A top federal judge denied a request from the justice department to hold Donald Trump's office in contempt of court for failing to fully comply with a subpoena demanding the return of all documents bearing classified markings, according to sources familiar with proceedings.
The chief US judge for the District of Columbia Beryl Howell told the department during a closed-door hearing on Friday to resolve the matter with the Trump legal team itself because a contempt ruling would not hold, the sources said.
The precise details about the hearing were not clear with the case under seal. But the judge's move amounts to a victory for Trump as he contends with a criminal investigation into unauthorized retention of national security information at his Mar-a-Lago resort and obstruction of justice.
Federal prosecutors had sought to force Trump to name a custodian of records and certify under oath that all documents with classified markings had been returned to the government - as demanded by the grand jury subpoena issued in May - or otherwise find Trump's office in contempt.
The contempt action is understood to be focused on Trump's political office because the subpoena sought the return of all documents and writings "in the custody of Donald J Trump and / or the Office of Donald J Trump" bearing classification markings.

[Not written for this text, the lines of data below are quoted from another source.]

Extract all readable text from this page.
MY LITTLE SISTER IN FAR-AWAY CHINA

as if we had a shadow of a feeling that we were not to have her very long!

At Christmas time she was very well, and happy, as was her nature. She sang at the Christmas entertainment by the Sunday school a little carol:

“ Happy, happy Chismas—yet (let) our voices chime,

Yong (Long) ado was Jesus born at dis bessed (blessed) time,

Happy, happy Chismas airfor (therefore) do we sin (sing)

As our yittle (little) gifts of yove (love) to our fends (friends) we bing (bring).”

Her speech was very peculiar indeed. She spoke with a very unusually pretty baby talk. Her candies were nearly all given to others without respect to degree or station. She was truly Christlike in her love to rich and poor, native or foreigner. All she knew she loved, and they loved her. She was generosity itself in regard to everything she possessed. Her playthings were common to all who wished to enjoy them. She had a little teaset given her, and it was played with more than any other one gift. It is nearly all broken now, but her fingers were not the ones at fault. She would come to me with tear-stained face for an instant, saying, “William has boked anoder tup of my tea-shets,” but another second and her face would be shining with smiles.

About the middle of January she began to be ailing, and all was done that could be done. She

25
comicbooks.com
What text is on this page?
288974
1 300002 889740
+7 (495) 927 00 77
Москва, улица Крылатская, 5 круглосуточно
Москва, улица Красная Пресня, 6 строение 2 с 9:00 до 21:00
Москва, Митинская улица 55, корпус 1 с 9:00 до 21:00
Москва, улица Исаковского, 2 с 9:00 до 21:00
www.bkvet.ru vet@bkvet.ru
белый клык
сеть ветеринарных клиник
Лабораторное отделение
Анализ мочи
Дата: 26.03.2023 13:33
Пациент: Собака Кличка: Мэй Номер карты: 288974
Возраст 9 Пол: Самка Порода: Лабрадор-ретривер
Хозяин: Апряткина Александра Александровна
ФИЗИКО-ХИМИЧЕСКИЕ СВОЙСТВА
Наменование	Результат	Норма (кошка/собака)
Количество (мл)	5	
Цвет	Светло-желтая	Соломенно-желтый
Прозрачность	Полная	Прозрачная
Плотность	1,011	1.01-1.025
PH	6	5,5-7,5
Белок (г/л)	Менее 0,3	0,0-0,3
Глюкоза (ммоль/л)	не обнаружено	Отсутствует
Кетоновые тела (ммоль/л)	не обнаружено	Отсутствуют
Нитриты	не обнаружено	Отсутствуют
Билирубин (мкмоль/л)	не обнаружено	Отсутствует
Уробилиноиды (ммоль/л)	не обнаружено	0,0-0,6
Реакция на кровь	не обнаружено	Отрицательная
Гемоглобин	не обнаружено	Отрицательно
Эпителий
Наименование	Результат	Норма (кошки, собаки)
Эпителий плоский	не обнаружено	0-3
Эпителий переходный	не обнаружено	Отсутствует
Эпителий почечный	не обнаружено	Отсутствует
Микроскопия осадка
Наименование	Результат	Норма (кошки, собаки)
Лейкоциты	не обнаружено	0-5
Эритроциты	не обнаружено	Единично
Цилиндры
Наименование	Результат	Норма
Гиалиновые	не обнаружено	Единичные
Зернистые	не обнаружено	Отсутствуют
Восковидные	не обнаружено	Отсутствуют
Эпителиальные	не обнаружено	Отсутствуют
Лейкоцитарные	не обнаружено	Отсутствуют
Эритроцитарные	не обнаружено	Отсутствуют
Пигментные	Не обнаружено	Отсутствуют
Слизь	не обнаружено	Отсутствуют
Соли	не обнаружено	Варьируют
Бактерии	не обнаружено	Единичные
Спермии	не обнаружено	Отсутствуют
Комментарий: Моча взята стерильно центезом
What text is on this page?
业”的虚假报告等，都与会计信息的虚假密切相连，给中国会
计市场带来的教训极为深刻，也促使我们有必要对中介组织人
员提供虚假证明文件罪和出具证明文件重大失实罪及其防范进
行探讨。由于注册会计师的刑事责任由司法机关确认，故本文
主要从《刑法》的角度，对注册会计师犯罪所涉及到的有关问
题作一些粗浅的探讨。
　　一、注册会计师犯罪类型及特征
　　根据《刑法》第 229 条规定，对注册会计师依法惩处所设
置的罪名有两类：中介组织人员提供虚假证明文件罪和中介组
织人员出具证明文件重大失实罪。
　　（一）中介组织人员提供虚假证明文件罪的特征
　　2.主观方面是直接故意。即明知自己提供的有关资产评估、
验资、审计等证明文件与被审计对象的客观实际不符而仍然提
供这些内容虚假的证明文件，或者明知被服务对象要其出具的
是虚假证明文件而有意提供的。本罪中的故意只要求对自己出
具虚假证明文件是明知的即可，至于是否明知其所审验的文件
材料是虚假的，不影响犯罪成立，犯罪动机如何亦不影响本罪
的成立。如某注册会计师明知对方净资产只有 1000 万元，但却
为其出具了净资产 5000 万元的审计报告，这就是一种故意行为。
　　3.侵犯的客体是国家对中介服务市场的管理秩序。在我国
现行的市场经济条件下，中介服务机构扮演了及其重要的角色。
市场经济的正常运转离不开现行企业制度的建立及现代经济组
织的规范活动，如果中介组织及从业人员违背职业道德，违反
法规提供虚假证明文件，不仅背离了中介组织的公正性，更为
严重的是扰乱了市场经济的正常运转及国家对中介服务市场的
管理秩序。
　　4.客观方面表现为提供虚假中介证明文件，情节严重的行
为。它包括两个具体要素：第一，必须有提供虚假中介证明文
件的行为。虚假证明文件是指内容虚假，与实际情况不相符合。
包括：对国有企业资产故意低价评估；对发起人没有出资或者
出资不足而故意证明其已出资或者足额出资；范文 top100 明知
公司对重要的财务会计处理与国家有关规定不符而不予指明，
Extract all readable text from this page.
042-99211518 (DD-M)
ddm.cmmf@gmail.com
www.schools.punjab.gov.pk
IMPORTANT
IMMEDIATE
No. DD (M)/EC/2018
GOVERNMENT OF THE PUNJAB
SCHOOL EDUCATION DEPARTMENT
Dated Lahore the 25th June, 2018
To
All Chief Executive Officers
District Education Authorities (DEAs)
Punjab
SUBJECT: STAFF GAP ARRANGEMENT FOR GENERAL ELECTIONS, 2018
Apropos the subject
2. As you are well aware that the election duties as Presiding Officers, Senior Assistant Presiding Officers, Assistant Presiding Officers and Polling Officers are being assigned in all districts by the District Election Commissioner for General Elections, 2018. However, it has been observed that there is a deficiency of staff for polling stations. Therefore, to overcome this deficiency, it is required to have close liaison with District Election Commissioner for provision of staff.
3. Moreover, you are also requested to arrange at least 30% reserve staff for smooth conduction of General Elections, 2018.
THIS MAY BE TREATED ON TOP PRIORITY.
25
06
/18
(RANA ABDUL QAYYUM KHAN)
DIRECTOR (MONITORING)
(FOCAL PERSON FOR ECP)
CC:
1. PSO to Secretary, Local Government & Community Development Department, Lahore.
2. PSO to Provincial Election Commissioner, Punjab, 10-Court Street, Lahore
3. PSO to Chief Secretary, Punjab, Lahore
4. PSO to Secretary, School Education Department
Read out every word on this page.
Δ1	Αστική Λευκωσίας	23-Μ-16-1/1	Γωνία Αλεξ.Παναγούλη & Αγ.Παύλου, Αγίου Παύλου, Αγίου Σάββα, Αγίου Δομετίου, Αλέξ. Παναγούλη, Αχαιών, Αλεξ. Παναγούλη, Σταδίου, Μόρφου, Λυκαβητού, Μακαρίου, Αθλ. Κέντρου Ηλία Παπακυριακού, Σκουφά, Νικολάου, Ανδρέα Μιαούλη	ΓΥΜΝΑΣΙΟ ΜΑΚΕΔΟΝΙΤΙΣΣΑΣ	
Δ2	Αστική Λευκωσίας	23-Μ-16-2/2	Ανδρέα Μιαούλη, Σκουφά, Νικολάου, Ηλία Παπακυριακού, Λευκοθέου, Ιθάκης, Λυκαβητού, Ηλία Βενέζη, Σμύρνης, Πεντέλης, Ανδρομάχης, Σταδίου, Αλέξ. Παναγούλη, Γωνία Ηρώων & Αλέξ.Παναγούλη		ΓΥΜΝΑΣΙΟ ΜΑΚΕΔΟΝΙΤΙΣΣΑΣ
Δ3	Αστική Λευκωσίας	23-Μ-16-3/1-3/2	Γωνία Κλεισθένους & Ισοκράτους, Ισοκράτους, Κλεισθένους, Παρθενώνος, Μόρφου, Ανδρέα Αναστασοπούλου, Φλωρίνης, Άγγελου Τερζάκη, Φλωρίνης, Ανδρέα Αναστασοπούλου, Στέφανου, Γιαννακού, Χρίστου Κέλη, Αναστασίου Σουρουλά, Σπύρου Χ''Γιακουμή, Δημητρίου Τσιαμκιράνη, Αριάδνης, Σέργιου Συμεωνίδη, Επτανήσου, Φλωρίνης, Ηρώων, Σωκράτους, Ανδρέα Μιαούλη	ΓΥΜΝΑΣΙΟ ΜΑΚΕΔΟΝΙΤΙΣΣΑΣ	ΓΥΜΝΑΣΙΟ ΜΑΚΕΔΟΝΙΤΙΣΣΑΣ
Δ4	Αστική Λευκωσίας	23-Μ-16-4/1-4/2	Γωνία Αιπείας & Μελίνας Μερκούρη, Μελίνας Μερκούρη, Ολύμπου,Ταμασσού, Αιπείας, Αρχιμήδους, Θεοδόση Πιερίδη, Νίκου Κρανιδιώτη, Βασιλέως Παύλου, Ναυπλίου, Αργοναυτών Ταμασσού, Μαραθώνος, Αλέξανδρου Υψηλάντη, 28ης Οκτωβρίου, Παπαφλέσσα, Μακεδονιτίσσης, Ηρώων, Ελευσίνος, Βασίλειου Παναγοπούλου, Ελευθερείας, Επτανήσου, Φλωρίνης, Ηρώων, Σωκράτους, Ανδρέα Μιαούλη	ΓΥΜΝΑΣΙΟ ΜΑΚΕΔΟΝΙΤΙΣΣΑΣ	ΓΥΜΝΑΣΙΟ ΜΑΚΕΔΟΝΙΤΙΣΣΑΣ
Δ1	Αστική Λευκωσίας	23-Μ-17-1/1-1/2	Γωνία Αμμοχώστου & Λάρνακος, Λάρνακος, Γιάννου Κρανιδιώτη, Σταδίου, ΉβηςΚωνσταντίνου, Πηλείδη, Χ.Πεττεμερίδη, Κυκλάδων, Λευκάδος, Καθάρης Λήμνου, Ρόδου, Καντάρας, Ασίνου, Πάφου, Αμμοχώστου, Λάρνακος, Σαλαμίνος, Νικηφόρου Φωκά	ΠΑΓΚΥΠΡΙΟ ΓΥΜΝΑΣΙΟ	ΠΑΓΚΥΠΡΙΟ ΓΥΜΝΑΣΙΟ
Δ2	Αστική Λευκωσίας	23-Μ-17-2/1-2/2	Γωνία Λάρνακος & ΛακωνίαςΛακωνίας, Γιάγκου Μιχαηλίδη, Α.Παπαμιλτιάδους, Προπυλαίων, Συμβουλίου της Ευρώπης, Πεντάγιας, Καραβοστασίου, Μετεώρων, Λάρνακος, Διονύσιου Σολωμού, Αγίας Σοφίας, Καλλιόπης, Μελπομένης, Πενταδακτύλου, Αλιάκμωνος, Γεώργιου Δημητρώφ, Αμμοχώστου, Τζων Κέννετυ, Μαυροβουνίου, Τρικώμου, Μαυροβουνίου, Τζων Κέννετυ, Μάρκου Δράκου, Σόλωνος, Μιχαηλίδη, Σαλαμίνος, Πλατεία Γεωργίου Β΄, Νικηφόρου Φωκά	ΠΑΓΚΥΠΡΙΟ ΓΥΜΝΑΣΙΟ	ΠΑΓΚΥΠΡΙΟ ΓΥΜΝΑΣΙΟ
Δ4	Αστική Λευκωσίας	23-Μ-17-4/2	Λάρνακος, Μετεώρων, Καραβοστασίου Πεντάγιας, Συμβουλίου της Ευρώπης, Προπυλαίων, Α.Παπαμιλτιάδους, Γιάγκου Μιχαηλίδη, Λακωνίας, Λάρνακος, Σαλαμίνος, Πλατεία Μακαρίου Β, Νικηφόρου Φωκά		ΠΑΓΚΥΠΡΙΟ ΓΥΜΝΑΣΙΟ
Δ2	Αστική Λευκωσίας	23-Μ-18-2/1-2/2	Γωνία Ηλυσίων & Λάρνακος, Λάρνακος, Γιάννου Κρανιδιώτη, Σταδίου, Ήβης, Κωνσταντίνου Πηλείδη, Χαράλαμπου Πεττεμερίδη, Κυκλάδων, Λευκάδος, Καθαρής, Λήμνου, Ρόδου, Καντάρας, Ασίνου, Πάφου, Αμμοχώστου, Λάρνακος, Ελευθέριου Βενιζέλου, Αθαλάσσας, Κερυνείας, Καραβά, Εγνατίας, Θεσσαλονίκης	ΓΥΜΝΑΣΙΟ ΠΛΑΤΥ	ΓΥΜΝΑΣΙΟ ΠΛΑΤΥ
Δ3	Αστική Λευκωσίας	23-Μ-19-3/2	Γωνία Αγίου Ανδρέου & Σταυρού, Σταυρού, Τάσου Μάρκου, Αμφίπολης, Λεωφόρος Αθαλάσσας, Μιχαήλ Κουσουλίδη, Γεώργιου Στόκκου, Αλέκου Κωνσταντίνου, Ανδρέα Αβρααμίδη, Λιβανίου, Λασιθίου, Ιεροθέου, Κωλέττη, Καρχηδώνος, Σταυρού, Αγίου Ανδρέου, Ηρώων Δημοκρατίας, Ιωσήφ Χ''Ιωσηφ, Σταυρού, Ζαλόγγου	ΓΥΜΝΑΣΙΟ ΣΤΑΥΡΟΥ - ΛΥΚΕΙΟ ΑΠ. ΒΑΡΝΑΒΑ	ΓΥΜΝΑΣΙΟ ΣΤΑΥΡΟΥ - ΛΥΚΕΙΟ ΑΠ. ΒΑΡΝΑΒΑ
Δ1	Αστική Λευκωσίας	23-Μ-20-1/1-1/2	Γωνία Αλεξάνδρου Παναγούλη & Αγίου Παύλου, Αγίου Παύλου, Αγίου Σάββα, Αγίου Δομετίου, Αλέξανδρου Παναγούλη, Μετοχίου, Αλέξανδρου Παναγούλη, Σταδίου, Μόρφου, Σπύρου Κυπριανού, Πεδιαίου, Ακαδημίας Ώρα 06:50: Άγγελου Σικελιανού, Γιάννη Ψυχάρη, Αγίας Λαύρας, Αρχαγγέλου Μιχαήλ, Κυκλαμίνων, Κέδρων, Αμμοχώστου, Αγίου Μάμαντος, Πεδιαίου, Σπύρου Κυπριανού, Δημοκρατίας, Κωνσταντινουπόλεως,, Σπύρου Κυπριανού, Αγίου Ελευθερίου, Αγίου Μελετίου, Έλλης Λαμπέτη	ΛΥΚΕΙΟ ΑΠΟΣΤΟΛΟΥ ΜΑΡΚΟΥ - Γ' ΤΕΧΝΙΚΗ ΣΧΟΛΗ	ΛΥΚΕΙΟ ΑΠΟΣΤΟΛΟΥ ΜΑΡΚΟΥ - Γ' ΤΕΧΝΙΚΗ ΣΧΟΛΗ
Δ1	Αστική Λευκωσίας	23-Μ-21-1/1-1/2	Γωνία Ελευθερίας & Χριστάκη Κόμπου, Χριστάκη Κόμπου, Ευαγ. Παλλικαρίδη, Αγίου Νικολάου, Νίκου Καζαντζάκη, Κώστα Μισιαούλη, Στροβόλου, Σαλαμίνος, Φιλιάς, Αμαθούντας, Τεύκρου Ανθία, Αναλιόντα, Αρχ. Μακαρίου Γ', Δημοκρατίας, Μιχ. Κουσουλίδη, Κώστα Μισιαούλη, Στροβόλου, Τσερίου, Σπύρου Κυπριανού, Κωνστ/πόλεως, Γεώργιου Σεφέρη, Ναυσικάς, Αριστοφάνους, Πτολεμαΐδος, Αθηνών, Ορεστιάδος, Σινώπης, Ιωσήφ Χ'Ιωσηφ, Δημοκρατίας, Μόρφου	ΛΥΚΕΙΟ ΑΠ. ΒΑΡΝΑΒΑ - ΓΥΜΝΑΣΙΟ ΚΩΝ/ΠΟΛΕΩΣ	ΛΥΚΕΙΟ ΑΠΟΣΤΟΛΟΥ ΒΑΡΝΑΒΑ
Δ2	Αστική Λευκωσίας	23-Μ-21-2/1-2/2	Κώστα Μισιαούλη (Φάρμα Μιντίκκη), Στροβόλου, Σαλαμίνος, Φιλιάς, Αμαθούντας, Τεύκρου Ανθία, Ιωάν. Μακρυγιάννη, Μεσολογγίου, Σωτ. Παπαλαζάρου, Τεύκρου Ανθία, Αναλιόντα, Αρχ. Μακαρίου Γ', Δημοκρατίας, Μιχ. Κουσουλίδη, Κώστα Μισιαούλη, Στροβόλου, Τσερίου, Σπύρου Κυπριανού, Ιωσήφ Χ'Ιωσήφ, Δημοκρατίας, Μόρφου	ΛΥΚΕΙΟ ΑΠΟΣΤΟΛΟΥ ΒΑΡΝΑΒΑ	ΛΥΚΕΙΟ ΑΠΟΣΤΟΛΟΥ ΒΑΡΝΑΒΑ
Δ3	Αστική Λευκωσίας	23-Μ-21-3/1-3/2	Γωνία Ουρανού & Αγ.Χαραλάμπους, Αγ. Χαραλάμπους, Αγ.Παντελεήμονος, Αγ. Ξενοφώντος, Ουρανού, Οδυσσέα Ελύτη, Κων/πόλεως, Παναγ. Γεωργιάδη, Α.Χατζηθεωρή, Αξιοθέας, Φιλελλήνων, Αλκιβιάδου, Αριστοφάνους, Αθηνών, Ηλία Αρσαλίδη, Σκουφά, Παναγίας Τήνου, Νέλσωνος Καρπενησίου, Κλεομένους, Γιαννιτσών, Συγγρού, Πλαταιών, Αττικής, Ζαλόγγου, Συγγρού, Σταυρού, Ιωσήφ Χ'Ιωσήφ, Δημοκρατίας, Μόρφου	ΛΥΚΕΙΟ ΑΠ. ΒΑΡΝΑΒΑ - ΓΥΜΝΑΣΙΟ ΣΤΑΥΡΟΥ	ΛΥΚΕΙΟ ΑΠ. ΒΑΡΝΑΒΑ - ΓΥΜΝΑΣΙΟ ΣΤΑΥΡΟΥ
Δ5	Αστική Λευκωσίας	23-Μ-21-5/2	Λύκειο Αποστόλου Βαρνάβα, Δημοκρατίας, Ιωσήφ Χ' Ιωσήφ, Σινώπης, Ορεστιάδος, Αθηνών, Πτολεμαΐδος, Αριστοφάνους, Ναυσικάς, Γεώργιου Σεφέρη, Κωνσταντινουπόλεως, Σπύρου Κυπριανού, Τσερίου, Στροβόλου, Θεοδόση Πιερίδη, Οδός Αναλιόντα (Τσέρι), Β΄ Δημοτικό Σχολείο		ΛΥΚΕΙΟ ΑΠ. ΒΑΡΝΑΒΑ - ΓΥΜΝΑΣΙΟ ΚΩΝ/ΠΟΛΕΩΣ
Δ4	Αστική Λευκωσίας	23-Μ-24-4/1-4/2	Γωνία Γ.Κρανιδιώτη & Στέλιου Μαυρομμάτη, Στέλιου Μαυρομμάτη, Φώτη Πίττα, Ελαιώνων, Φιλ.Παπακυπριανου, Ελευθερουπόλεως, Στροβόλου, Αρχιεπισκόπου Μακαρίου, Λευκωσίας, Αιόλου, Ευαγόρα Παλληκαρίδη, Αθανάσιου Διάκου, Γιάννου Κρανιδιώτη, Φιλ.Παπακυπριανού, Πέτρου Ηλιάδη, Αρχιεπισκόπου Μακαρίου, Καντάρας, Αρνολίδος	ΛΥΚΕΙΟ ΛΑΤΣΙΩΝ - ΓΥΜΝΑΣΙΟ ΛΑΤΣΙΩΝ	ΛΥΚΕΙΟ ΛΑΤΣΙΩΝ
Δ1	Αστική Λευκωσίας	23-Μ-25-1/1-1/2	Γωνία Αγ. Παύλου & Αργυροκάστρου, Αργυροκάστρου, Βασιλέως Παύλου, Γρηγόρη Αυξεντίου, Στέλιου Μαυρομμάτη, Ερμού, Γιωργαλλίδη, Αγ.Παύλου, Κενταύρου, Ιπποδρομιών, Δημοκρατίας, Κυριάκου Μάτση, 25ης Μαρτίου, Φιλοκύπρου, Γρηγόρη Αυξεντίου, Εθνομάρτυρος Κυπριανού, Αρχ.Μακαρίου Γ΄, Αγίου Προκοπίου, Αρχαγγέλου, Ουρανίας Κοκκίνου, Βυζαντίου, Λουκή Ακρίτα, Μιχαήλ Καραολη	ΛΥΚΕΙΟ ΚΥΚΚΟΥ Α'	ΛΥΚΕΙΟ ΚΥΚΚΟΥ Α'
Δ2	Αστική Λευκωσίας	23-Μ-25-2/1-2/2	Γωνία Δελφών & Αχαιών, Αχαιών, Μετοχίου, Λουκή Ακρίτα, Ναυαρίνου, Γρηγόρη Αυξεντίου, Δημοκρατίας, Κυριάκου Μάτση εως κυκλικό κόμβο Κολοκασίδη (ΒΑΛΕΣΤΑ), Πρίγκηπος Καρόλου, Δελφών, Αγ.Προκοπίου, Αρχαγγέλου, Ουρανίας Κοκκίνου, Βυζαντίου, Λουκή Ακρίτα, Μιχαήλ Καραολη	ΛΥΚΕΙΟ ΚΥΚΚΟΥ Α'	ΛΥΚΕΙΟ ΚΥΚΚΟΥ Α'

In response to the subpoena, Trump's lawyer Evan Corcoran turned over a folder of documents to the justice department and asked another Trump lawyer Christina Bobb to sign a certification that she heavily caveated because she had not done the search, the Guardian previously reported.
The letter ultimately said that Bobb was making the attestation "based on the information provided to me" and "to the best of my knowledge", a fact that she emphasized to the department around the time that prosecutors collected the folder and the certification letter, a person familiar with the matter said.
But after the FBI searched Mar-a-Lago on 8 August and found 103 documents marked classified - leading prosecutors to believe the subpoena had not been complied with - the department sought Trump's lawyers to again certify that no further materials remained.
The Trump legal team has resisted designating a custodian of records and providing a sworn statement, despite repeated requests. That deeply frustrated prosecutors who told the legal team that if they did not provide a second attestation, they would seek judicial enforcement.
Part of the Trump legal team's reluctance comes because neither they nor any other member of the former president's office have had custody of all documents marked classified and do not think they could comprehensively answer every question about them, the sources said.
In a statement, a Trump spokesman said the former president and his lawyers would "continue to be transparent and cooperative even in the face of the highly weaponized and corrupt witch-hunt from the Department of 'Justice'."
The closed-door court battle between the justice department and Trump's lawyers comes after it emerged that a search of a storage unit in Florida holding boxes of material belonging to Trump turned up two more documents marked classified, in addition to the 103 found at Mar-a-Lago by the FBI.
It was not clear whether the department initiated the contempt proceeding before or after the two additional documents were found, though the Trump legal team is understood to have turned over the two new documents as soon as they were discovered, the sources said.